Tue Jan 4 12:33:28 PST 2011

Hi-

I'm new to ANTLR, and I'm trying to evaluate its suitability for a project
I'm working on. I'd appreciate help with a few questions:

- What is the status of C++ support? The wiki indicates that C++ support is
coming "later in 2008", but this is obviously out of date.

- One goal of the project is to provide cross-platform parsing and unparsing
support, i.e. to generate parsers and unparsers in multiple target languages
(primarily C++ and Java) from a single representation of the grammar. As far
as I can see, the only way to accomplish this in ANTLR is to provide a
grammar with AST output type which uses only rewrite rules and AST operators
(and, for unparsing, a tree grammar with template output type), with no
target-language code at all.
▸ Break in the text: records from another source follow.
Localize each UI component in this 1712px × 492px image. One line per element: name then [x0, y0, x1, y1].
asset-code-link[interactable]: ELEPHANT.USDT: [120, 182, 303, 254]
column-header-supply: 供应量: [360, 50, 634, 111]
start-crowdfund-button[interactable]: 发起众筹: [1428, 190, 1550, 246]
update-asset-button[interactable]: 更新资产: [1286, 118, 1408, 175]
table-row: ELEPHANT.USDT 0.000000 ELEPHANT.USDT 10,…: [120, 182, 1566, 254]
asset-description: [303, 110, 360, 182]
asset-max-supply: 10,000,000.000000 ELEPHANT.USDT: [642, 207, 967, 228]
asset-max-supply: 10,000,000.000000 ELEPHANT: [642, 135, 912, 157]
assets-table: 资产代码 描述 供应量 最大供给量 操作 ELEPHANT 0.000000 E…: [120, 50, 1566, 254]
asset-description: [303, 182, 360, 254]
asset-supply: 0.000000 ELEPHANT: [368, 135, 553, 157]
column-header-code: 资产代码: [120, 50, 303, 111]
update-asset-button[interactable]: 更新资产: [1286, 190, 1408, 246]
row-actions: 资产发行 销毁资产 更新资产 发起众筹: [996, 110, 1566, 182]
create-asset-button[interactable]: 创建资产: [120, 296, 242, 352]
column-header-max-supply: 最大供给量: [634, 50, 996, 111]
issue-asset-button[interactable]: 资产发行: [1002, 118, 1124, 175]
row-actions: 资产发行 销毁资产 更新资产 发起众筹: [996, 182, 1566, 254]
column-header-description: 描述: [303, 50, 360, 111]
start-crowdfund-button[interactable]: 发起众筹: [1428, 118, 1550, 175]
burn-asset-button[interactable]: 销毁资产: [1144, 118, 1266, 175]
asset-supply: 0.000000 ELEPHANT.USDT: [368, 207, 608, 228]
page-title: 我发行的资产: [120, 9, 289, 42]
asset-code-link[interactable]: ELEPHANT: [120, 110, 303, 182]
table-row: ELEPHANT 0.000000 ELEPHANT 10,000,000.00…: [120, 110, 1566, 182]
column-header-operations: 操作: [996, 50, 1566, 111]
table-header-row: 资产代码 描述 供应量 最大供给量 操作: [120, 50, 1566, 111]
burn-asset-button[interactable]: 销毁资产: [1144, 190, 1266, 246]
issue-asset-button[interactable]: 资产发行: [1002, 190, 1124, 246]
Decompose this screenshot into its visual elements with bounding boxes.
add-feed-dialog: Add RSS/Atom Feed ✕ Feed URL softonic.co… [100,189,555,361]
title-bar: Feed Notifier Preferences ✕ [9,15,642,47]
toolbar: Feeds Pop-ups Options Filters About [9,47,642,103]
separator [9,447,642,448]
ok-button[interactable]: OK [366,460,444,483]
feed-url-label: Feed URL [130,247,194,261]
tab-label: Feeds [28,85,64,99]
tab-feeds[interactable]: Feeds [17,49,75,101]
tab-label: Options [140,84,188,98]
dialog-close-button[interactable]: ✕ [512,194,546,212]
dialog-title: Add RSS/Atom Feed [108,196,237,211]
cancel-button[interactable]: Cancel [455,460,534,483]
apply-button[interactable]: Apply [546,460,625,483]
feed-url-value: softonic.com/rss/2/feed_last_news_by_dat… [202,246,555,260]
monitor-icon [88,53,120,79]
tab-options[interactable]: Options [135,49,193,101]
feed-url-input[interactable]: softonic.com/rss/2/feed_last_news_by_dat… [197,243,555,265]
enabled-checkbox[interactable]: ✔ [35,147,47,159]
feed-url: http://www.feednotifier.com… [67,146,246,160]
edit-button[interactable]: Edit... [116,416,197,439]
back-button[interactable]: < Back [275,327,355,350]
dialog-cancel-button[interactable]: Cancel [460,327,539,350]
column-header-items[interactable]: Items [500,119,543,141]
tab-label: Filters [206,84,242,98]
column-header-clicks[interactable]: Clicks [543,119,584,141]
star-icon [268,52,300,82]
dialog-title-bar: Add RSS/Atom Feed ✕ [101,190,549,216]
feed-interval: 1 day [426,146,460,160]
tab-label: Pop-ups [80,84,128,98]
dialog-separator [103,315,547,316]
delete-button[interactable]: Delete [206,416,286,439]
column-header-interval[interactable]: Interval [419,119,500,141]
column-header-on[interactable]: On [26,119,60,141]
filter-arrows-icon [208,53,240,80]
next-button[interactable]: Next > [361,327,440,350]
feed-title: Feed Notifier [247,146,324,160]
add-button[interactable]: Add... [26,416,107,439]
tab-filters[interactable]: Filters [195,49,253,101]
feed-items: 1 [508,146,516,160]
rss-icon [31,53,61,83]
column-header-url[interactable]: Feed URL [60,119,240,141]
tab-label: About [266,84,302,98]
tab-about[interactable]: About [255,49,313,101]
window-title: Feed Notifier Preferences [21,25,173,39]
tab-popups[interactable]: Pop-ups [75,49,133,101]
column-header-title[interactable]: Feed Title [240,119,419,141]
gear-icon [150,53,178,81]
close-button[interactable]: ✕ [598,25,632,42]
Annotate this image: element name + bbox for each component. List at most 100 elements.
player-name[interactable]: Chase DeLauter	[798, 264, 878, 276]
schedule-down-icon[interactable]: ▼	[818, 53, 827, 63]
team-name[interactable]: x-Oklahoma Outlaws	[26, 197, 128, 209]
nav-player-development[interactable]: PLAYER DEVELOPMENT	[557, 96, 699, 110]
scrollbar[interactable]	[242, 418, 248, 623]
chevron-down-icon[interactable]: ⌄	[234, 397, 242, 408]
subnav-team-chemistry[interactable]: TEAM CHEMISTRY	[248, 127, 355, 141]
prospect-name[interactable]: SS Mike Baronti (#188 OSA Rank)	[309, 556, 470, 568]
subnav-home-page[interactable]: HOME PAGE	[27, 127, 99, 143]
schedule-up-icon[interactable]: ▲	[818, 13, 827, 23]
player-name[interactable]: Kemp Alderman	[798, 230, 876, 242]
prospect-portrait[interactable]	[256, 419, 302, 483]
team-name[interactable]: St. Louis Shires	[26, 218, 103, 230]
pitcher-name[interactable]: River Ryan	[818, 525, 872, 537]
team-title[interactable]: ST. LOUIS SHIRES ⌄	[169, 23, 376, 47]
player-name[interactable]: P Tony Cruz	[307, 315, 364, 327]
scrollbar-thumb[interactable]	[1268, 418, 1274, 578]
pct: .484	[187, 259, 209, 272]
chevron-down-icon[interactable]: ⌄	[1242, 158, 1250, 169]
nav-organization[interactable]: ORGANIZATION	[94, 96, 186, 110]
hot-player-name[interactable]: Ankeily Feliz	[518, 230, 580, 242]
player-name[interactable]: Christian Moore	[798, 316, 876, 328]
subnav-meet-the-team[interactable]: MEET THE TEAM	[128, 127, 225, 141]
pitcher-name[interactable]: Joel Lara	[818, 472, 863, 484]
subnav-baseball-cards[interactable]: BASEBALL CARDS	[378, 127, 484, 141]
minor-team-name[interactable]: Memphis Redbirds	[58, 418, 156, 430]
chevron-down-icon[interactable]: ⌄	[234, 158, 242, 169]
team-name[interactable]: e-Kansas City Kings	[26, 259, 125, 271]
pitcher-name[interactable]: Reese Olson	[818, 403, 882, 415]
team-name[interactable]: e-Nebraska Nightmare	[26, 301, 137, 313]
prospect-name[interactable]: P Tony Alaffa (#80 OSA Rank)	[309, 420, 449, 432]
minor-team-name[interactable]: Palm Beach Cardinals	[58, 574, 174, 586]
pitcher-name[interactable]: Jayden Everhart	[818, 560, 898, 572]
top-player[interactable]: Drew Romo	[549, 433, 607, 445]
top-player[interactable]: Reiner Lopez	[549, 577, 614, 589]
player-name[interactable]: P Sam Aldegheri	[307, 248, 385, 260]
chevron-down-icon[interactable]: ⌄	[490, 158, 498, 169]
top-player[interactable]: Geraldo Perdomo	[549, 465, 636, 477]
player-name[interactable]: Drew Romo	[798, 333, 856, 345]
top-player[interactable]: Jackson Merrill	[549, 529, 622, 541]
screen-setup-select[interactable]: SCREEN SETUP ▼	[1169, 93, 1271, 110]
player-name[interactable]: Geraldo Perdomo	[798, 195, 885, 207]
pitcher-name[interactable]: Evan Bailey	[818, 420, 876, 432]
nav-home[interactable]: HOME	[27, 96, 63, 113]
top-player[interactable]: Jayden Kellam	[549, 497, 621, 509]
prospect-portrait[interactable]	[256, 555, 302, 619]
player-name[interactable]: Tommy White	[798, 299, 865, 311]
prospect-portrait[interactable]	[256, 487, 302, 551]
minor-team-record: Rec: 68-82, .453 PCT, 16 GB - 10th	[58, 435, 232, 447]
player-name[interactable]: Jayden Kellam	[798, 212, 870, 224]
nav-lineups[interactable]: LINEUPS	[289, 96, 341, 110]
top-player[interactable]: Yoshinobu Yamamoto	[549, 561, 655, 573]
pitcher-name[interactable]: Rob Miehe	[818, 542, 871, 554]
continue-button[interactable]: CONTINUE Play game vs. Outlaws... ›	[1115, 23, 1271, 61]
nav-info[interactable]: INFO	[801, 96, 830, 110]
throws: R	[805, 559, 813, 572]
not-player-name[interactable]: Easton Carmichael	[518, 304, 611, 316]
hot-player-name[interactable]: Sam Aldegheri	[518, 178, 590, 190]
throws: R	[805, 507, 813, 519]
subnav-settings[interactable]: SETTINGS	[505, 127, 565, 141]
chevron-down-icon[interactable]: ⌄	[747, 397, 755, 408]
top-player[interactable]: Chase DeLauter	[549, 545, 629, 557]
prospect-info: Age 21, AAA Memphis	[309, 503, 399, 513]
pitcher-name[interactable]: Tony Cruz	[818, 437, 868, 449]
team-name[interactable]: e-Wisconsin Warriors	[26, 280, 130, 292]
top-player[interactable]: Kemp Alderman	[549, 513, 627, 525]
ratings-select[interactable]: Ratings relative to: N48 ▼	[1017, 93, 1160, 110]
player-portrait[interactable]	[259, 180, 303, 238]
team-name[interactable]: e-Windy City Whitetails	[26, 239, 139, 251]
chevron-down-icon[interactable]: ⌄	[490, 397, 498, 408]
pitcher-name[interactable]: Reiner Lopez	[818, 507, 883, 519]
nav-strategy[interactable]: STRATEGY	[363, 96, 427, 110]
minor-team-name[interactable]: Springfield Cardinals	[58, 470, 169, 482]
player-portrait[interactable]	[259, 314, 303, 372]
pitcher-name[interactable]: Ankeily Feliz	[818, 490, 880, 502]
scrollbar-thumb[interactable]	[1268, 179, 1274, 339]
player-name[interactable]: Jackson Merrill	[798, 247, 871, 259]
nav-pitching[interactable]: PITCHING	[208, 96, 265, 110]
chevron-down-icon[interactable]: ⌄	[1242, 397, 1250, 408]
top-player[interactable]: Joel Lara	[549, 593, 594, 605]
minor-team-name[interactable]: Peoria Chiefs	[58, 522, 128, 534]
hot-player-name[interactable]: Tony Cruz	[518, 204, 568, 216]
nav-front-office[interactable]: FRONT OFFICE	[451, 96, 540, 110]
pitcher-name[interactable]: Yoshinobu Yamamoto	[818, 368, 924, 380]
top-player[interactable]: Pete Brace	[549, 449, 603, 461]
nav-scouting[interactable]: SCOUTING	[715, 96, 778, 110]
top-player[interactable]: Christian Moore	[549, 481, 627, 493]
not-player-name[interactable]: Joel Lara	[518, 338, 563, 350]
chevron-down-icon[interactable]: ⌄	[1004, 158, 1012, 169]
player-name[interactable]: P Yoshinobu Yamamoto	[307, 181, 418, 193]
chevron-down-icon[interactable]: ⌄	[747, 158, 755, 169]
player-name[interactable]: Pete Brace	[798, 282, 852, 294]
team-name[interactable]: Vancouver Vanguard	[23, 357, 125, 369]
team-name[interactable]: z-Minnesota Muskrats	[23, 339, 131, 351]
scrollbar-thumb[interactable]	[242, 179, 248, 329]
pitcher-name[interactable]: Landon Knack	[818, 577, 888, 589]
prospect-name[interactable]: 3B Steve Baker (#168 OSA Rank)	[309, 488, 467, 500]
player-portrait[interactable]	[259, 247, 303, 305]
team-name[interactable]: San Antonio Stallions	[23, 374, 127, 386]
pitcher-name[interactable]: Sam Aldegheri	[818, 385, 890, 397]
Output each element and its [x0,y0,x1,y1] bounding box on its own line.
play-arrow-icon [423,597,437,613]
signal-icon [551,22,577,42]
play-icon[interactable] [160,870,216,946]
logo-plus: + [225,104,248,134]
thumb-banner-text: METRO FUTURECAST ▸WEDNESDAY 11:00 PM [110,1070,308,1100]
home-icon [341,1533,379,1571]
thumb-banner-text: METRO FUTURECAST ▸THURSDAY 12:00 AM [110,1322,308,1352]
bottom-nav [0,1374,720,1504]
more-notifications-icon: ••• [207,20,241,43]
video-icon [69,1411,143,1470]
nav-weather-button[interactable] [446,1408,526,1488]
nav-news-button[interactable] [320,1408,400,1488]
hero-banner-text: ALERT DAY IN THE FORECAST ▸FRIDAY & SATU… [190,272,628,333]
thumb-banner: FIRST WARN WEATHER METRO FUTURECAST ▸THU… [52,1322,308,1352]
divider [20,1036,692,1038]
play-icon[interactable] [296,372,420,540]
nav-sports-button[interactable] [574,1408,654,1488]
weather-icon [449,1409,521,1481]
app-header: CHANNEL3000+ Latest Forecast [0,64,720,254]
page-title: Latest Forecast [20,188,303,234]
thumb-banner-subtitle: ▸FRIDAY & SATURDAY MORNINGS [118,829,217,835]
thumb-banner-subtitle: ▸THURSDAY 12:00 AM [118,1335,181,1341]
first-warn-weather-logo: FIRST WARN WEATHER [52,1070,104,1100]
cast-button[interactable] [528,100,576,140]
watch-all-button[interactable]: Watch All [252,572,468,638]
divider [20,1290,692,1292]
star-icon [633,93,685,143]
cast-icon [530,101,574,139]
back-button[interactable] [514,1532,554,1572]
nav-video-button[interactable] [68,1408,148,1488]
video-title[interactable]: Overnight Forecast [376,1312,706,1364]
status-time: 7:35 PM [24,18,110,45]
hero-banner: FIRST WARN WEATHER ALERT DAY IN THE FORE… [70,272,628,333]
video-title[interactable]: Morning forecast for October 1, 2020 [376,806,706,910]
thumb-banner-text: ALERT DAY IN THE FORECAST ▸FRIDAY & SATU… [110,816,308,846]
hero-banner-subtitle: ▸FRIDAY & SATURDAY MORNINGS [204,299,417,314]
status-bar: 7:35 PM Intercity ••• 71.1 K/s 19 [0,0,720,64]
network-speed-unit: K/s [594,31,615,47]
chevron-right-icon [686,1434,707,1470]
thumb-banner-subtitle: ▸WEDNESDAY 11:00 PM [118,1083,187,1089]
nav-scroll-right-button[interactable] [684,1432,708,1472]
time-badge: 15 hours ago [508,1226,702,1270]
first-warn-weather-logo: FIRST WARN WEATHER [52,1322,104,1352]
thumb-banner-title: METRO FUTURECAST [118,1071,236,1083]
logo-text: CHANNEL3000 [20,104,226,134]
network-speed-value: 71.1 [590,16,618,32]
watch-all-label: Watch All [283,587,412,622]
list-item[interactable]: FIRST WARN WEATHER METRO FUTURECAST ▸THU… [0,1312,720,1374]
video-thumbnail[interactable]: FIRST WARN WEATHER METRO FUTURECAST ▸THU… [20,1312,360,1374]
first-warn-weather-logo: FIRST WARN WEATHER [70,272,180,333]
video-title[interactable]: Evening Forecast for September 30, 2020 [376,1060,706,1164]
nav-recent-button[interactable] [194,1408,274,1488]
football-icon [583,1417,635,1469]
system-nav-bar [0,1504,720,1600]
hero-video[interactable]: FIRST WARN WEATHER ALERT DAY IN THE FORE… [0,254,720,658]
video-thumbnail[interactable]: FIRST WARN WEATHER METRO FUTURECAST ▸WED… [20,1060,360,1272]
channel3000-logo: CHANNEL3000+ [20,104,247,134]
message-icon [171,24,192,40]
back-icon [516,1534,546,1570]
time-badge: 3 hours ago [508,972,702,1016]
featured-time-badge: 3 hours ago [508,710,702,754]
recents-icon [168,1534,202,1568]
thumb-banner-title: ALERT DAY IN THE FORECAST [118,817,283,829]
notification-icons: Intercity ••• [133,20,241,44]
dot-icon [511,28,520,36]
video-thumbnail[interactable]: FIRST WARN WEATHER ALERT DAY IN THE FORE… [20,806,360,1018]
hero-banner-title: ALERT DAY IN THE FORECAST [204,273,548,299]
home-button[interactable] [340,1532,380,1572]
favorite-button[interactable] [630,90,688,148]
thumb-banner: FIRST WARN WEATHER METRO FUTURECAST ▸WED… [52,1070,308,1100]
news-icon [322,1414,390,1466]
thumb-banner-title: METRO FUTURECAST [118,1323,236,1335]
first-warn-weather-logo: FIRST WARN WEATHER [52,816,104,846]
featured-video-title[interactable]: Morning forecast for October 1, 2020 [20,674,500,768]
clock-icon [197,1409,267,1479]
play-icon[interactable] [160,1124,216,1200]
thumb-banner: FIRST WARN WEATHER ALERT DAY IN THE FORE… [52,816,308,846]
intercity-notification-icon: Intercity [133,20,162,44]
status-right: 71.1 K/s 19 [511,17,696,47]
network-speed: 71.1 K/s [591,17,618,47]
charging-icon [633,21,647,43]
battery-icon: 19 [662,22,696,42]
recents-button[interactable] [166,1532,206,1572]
However, I'm not sure this is feasible; many
ANTLR features (e.g. attributes and predicates, custom error handling) and
techniques (e.g. implementing case insensitivity or keywords-as-identifiers)
require use of a specific target language. Is this approach workable? Are
there better options I'm overlooking?

- Another goal of the project is to provide a unified parsing framework for
a family of closely related but distinct languages (specifically, SQL
dialects). We want to be able to express the language grammars in terms of
an inheritance hierarchy, where each language (other than the base) is
specified in terms of its differences from the parent language. This seems
like a natural fit for ANTLR's support for composite grammars, but I see two
drawbacks with that approach: first, the languages may differ in both
lexical structure and syntax; since combined grammars cannot inherit from
other combined grammars, this seems to imply that we'd need to maintain
separate, parallel hierarchies of lexer and parser grammars, which are
combined only in the leaves. Is there a cleaner solution? Second, the
composition mechanism doesn't seem to support extending a grammar with new
productions; only overriding existing productions. For example, if I have:

----
parser grammar Base;

a: b
----
parser grammar Derived;
import Base;

a: c
----

then as I understand it a -> b is not a rule of the derived language. I can
of course explicitly re-add it:

----
parser grammar Derived;
import Base;

a: b | c
----

but this defeats much of the purpose of the inheritance, by duplicating code
between the base and derived grammars. Is there any way for a derived
grammar to introduce a new production without overriding any existing
productions in the base grammar? Is there a better way to solve this kind of
problem?